Where to Eat in Seville with a Baby
Obviously the number 1 thing to eat in Spain is tapas! And luckily we discovered the amazing Bar Pelayo on our first day in Seville. It offered delicious tapas small plates – the pork cheeks were amazing – with the added benefit of having highchairs and space for strollers. Indiana loved trying all of the different dishes and so did we!
For brunch we really enjoyed eating at La Cacharreria in Regina. This isn’t particularly accommodating to families as it is quite small inside, but we managed to nab an outside table with ample room for the pram. I recommend the smoothies, they’re a really tasty way to start a day of exploring!
Finally, you NEED to try churros in Seville. Pop into Bar El Comercio for crispy churros and a rich dipping chocolate sauce. With Indiana in the Ergobaby carrier, we managed to eat them whilst standing outside in the lanes with the locals. A really authentic Seville experience!
What to Bring for Travel to Seville with a Baby
Since it’s easy to find the baby necessities (baby food, diapers, and formula) in Seville, you don’t need to worry about bringing enough for your whole trip.

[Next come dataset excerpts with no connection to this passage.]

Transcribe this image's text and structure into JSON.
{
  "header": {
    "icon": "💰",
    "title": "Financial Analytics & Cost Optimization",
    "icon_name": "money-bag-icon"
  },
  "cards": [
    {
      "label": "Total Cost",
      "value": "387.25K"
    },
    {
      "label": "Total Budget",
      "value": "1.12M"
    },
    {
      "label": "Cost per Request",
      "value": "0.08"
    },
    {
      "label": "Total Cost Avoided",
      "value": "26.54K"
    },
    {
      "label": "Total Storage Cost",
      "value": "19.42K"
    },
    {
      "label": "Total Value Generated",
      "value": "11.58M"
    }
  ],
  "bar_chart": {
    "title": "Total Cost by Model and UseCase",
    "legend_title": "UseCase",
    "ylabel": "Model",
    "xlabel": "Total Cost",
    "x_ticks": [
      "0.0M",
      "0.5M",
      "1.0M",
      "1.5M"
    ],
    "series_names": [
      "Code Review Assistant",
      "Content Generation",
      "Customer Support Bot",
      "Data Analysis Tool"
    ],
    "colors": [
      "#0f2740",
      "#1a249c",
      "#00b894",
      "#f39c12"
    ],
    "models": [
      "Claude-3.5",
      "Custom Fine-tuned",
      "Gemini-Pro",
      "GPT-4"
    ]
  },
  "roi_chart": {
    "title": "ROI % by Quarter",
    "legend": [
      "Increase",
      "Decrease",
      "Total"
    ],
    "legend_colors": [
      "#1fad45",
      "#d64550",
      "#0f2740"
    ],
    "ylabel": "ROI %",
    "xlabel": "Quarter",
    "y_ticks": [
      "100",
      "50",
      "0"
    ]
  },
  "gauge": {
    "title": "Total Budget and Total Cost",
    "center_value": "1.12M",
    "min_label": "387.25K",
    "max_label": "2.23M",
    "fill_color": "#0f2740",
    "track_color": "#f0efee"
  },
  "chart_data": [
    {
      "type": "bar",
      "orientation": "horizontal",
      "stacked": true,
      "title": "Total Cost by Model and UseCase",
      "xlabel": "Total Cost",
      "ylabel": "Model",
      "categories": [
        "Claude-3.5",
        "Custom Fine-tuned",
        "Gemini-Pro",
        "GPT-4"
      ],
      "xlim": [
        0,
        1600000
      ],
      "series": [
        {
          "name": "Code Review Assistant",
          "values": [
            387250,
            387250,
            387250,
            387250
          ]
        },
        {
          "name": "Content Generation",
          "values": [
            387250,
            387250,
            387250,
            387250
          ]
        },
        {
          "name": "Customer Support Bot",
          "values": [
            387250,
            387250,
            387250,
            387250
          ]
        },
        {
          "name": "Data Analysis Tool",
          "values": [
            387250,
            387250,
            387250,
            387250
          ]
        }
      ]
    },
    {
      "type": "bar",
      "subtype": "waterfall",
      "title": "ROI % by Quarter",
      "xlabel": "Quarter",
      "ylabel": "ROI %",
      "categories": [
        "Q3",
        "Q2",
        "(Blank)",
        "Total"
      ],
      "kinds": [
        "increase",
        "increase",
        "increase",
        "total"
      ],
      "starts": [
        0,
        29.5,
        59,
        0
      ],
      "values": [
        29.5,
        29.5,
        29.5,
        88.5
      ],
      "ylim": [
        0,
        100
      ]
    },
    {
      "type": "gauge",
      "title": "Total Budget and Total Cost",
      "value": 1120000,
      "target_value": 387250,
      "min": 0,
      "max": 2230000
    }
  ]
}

Here are a few items you should pack for traveling to Spain with a baby:
- Pack your own portable changing mat, as you aren’t likely to find any diaper changing tables.
- Sharing a hotel room with a baby or toddler can create some sleep challenges. The Slumberpod Privacy Pod is the perfect solution to help everyone sleep well.
- If you plan to do naps on-the-go when traveling with a baby, a CoziGo stroller cover is worth bringing.
- A lightweight foldable stroller for travel that will be easy to fly with and even lift over the occasional set of stairs.
- A good baby carrier is a necessity for travel with a baby. It’s easier to get around with and can easily be stored in a backpack or the bottom of the stroller.
- Pack a portable travel high chair, since restaurants are small and won’t always have room for your stroller.
- If your hotel or vacation home rental can’t provide a travel cot, bring your own lightweight travel crib.